With less than three weeks left of classes for the semester, some of you are getting ready to head home, backpack through Europe or earn some cash with a summer job. But there is an unfortunate group of Gators stuck in Gainesville (or attending another state university as a transient student) to fulfill the state requirement of Summer semester classes. A moment of silence, please.
Now, we at the Alligator are not saying summer in Gainesville is entirely awful. But what totally sucks about summer isn’t extra-long classes, blistering heat or freezing-cold classrooms, but rather the fact that Bright Futures doesn’t cover tuition for summer classes — classes we are required to take.
Currently, every student who attends a Florida state university is required to take nine credits during the summer in order to graduate. We get it: The state wants to find a way to ensure attendance during Summer classes doesn’t completely plummet. But not only is it absolute malarky to force us to take classes in the summer when we could be taking advantage of study-abroad or internship opportunities, it’s ridiculous these classes are not covered by Bright Futures.
College is hard. It’s even harder when you have to pay your way through school, especially when some financial help, such as Bright Futures, doesn’t cover everything. With each credit costing $212.71, that’ll cost you $1,914.39 in tuition for nine credits during the summer, according to the Fall 2015-2016 cost of attendance. And that’s not including all the books, food and rent you’ll have to pay for the summer, considering most apartment complexes in Gainesville require yearlong leases — but that’s a complaint for a different day.
The only students allowed to receive Bright Futures benefits during the Summer are those in the Innovation Academy. For these students, the Fall semester functions as a traditional Summer semester. However, the Innovation Academy does not require its students to take classes during the Fall, specifically so they can take advantage of opportunities for internships, study abroad, etc. Funny how that works.
State universities, or at least UF, clearly understand the advantages to having a semester off to pursue extracurricular interests or professional development, as evidenced by the Innovation Academy’s structure. However, why doesn’t this apply to more traditional students? The answer, it would seem, is purely a financial one.
Of course we understand that at the core, universities are businesses, and businesses by definition need to make money. But the universities don’t technically stand to lose anything because the money funding Bright Futures comes from the state. So it seems to us that institutions supposedly existing to provide an education for all pupils, regardless of background or income, should not require academically excellent in-state students to pay out of pocket for a semester that isn’t even necessary to graduate in most cases.

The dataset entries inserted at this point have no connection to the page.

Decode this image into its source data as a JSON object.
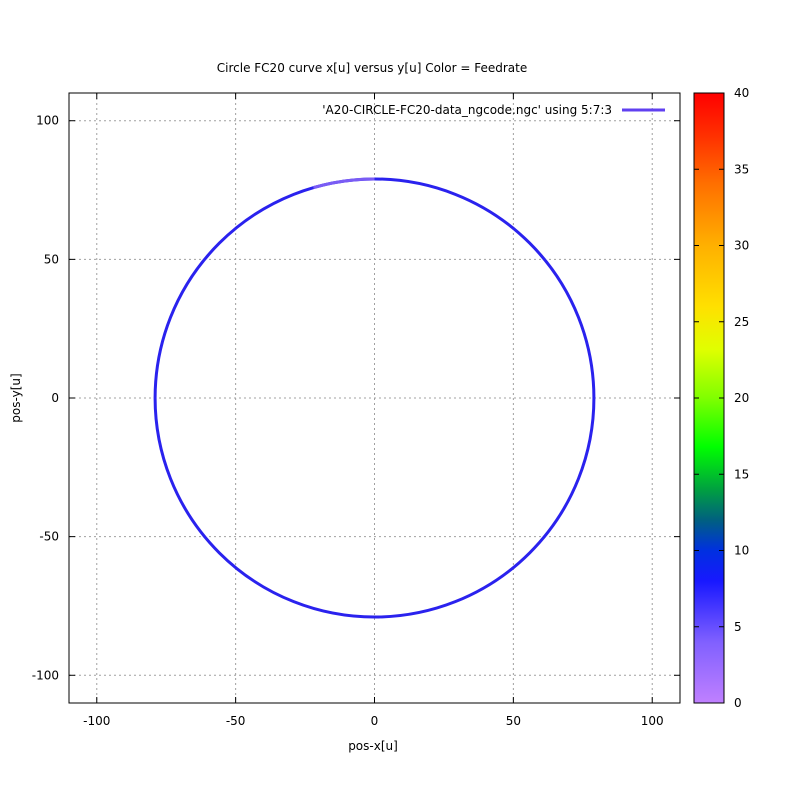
{
  "chart_data": {
    "type": "line",
    "title": "Circle FC20 curve x[u] versus y[u] Color = Feedrate",
    "xlabel": "pos-x[u]",
    "ylabel": "pos-y[u]",
    "xlim": [
      -110,
      110
    ],
    "ylim": [
      -110,
      110
    ],
    "xticks": [
      -100,
      -50,
      0,
      50,
      100
    ],
    "yticks": [
      -100,
      -50,
      0,
      50,
      100
    ],
    "grid": true,
    "legend_position": "top-right",
    "series": [
      {
        "name": "'A20-CIRCLE-FC20-data_ngcode.ngc' using 5:7:3",
        "shape": "circle",
        "center": [
          0,
          0
        ],
        "radius": 79,
        "color_value": 8,
        "low_feed_segment": {
          "x_from": -22,
          "x_to": 0,
          "color_value": 5
        }
      }
    ],
    "colorbar": {
      "range": [
        0,
        40
      ],
      "ticks": [
        0,
        5,
        10,
        15,
        20,
        25,
        30,
        35,
        40
      ]
    }
  }
}
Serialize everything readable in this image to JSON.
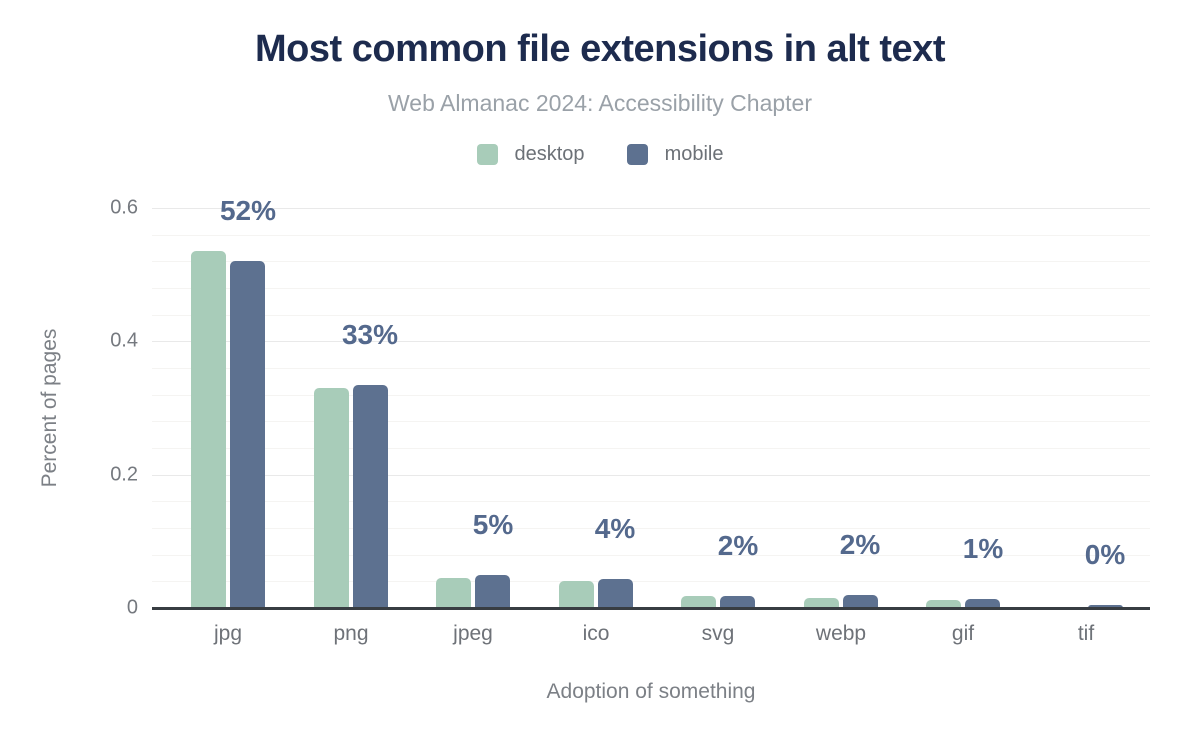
{
  "chart_data": {
    "type": "bar",
    "title": "Most common file extensions in alt text",
    "subtitle": "Web Almanac 2024: Accessibility Chapter",
    "categories": [
      "jpg",
      "png",
      "jpeg",
      "ico",
      "svg",
      "webp",
      "gif",
      "tif"
    ],
    "series": [
      {
        "name": "desktop",
        "color": "#a8ccb9",
        "values": [
          0.535,
          0.33,
          0.045,
          0.04,
          0.018,
          0.015,
          0.012,
          0.001
        ]
      },
      {
        "name": "mobile",
        "color": "#5d7190",
        "values": [
          0.52,
          0.335,
          0.05,
          0.043,
          0.018,
          0.019,
          0.013,
          0.005
        ]
      }
    ],
    "data_labels": [
      "52%",
      "33%",
      "5%",
      "4%",
      "2%",
      "2%",
      "1%",
      "0%"
    ],
    "data_label_series": "mobile",
    "xlabel": "Adoption of something",
    "ylabel": "Percent of pages",
    "yticks": [
      "0",
      "0.2",
      "0.4",
      "0.6"
    ],
    "ytick_values": [
      0,
      0.2,
      0.4,
      0.6
    ],
    "ylim": [
      0,
      0.64
    ],
    "grid": {
      "orientation": "horizontal",
      "minor_step": 0.04,
      "major_step": 0.2
    },
    "legend_position": "top-center",
    "colors": {
      "title": "#1d2b4e",
      "subtitle": "#9aa1a8",
      "legend_text": "#6c7177",
      "axis_line": "#383d42",
      "tick_label": "#75797f",
      "category_label": "#6e7278",
      "axis_title": "#7c8086",
      "data_label": "#54698d",
      "grid_minor": "#f5f4f2",
      "grid_major": "#e9e9e9"
    }
  }
}
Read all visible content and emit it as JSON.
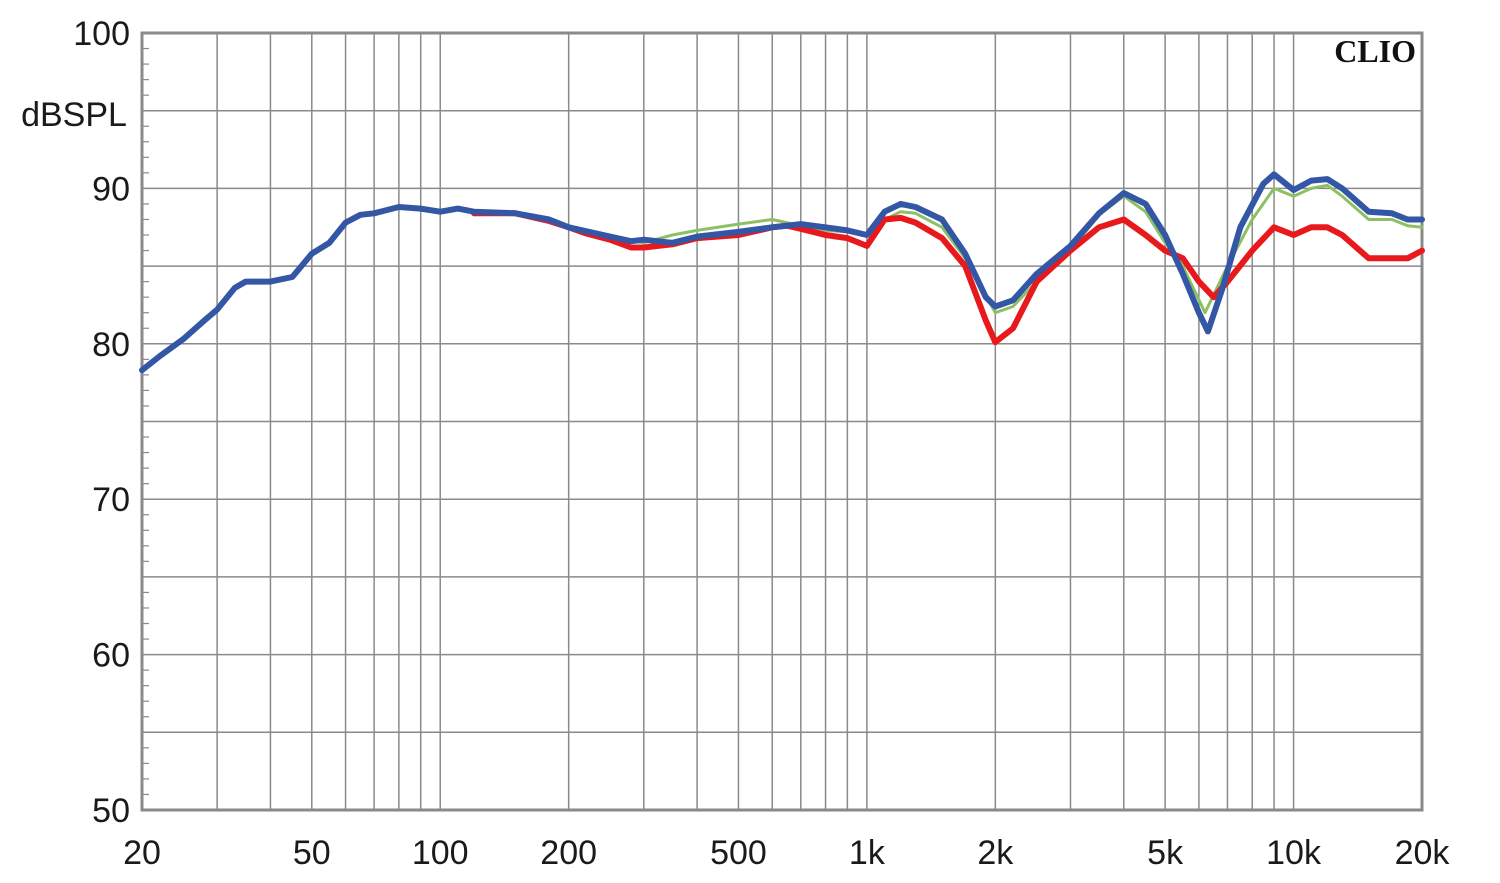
{
  "chart_data": {
    "type": "line",
    "title": "",
    "brand_label": "CLIO",
    "xlabel": "",
    "ylabel": "dBSPL",
    "x_scale": "log",
    "xlim": [
      20,
      20000
    ],
    "ylim": [
      50,
      100
    ],
    "grid": true,
    "legend": "none",
    "x_ticks": [
      {
        "value": 20,
        "label": "20"
      },
      {
        "value": 50,
        "label": "50"
      },
      {
        "value": 100,
        "label": "100"
      },
      {
        "value": 200,
        "label": "200"
      },
      {
        "value": 500,
        "label": "500"
      },
      {
        "value": 1000,
        "label": "1k"
      },
      {
        "value": 2000,
        "label": "2k"
      },
      {
        "value": 5000,
        "label": "5k"
      },
      {
        "value": 10000,
        "label": "10k"
      },
      {
        "value": 20000,
        "label": "20k"
      }
    ],
    "y_ticks": [
      {
        "value": 100,
        "label": "100"
      },
      {
        "value": 90,
        "label": "90"
      },
      {
        "value": 80,
        "label": "80"
      },
      {
        "value": 70,
        "label": "70"
      },
      {
        "value": 60,
        "label": "60"
      },
      {
        "value": 50,
        "label": "50"
      }
    ],
    "series": [
      {
        "color": "#8dc063",
        "width": 3,
        "points": [
          [
            120,
            88.3
          ],
          [
            150,
            88.4
          ],
          [
            180,
            88.0
          ],
          [
            200,
            87.5
          ],
          [
            250,
            86.9
          ],
          [
            300,
            86.5
          ],
          [
            350,
            87.0
          ],
          [
            400,
            87.3
          ],
          [
            500,
            87.7
          ],
          [
            600,
            88.0
          ],
          [
            700,
            87.6
          ],
          [
            800,
            87.3
          ],
          [
            900,
            87.2
          ],
          [
            1000,
            87.1
          ],
          [
            1100,
            88.0
          ],
          [
            1200,
            88.5
          ],
          [
            1300,
            88.4
          ],
          [
            1500,
            87.5
          ],
          [
            1700,
            85.5
          ],
          [
            2000,
            82.0
          ],
          [
            2200,
            82.4
          ],
          [
            2500,
            84.0
          ],
          [
            3000,
            86.0
          ],
          [
            3500,
            88.3
          ],
          [
            4000,
            89.5
          ],
          [
            4500,
            88.5
          ],
          [
            5000,
            86.5
          ],
          [
            5500,
            85.0
          ],
          [
            6200,
            82.0
          ],
          [
            7000,
            85.0
          ],
          [
            8000,
            88.0
          ],
          [
            9000,
            90.0
          ],
          [
            10000,
            89.5
          ],
          [
            11000,
            90.0
          ],
          [
            12000,
            90.2
          ],
          [
            13000,
            89.5
          ],
          [
            15000,
            88.0
          ],
          [
            17000,
            88.0
          ],
          [
            18500,
            87.6
          ],
          [
            20000,
            87.5
          ]
        ]
      },
      {
        "color": "#e8191d",
        "width": 6,
        "points": [
          [
            120,
            88.4
          ],
          [
            150,
            88.4
          ],
          [
            180,
            87.9
          ],
          [
            200,
            87.5
          ],
          [
            220,
            87.1
          ],
          [
            250,
            86.7
          ],
          [
            280,
            86.2
          ],
          [
            300,
            86.2
          ],
          [
            350,
            86.4
          ],
          [
            400,
            86.8
          ],
          [
            500,
            87.0
          ],
          [
            600,
            87.5
          ],
          [
            650,
            87.6
          ],
          [
            700,
            87.4
          ],
          [
            800,
            87.0
          ],
          [
            900,
            86.8
          ],
          [
            1000,
            86.3
          ],
          [
            1100,
            88.0
          ],
          [
            1200,
            88.1
          ],
          [
            1300,
            87.8
          ],
          [
            1500,
            86.8
          ],
          [
            1700,
            85.0
          ],
          [
            1900,
            81.5
          ],
          [
            2000,
            80.1
          ],
          [
            2200,
            81.0
          ],
          [
            2500,
            84.0
          ],
          [
            3000,
            86.0
          ],
          [
            3500,
            87.5
          ],
          [
            4000,
            88.0
          ],
          [
            4500,
            87.0
          ],
          [
            5000,
            86.0
          ],
          [
            5500,
            85.5
          ],
          [
            6000,
            84.0
          ],
          [
            6500,
            83.0
          ],
          [
            7000,
            84.0
          ],
          [
            8000,
            86.0
          ],
          [
            9000,
            87.5
          ],
          [
            10000,
            87.0
          ],
          [
            11000,
            87.5
          ],
          [
            12000,
            87.5
          ],
          [
            13000,
            87.0
          ],
          [
            15000,
            85.5
          ],
          [
            17000,
            85.5
          ],
          [
            18500,
            85.5
          ],
          [
            20000,
            86.0
          ]
        ]
      },
      {
        "color": "#3457a5",
        "width": 6,
        "points": [
          [
            20,
            78.3
          ],
          [
            22,
            79.2
          ],
          [
            25,
            80.3
          ],
          [
            28,
            81.5
          ],
          [
            30,
            82.2
          ],
          [
            33,
            83.6
          ],
          [
            35,
            84.0
          ],
          [
            40,
            84.0
          ],
          [
            45,
            84.3
          ],
          [
            50,
            85.8
          ],
          [
            55,
            86.5
          ],
          [
            60,
            87.8
          ],
          [
            65,
            88.3
          ],
          [
            70,
            88.4
          ],
          [
            80,
            88.8
          ],
          [
            90,
            88.7
          ],
          [
            100,
            88.5
          ],
          [
            110,
            88.7
          ],
          [
            120,
            88.5
          ],
          [
            150,
            88.4
          ],
          [
            180,
            88.0
          ],
          [
            200,
            87.5
          ],
          [
            250,
            86.9
          ],
          [
            280,
            86.6
          ],
          [
            300,
            86.7
          ],
          [
            350,
            86.5
          ],
          [
            400,
            86.9
          ],
          [
            500,
            87.2
          ],
          [
            600,
            87.5
          ],
          [
            700,
            87.7
          ],
          [
            800,
            87.5
          ],
          [
            900,
            87.3
          ],
          [
            1000,
            87.0
          ],
          [
            1100,
            88.5
          ],
          [
            1200,
            89.0
          ],
          [
            1300,
            88.8
          ],
          [
            1500,
            88.0
          ],
          [
            1700,
            85.8
          ],
          [
            1900,
            83.0
          ],
          [
            2000,
            82.4
          ],
          [
            2200,
            82.8
          ],
          [
            2500,
            84.5
          ],
          [
            3000,
            86.3
          ],
          [
            3500,
            88.4
          ],
          [
            4000,
            89.7
          ],
          [
            4500,
            89.0
          ],
          [
            5000,
            87.0
          ],
          [
            5500,
            84.5
          ],
          [
            6000,
            82.0
          ],
          [
            6300,
            80.8
          ],
          [
            6800,
            83.5
          ],
          [
            7500,
            87.5
          ],
          [
            8500,
            90.3
          ],
          [
            9000,
            90.9
          ],
          [
            10000,
            89.9
          ],
          [
            11000,
            90.5
          ],
          [
            12000,
            90.6
          ],
          [
            13000,
            90.0
          ],
          [
            15000,
            88.5
          ],
          [
            17000,
            88.4
          ],
          [
            18500,
            88.0
          ],
          [
            20000,
            88.0
          ]
        ]
      }
    ]
  }
}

We would love to suggest Bright Futures cover Summer semester classes, but we understand the impracticality of this. With the amount of money awarded by Bright Futures already shrinking, adding another semester of study to cover for thousands of students would be unreasonable. So if that option is off the table, universities need to adapt and revise the Summer semester requirement policy. In a financial world where many students need all the help they can get, being forced to pay out of pocket for a required, and sometimes unnecessary, semester is unfair.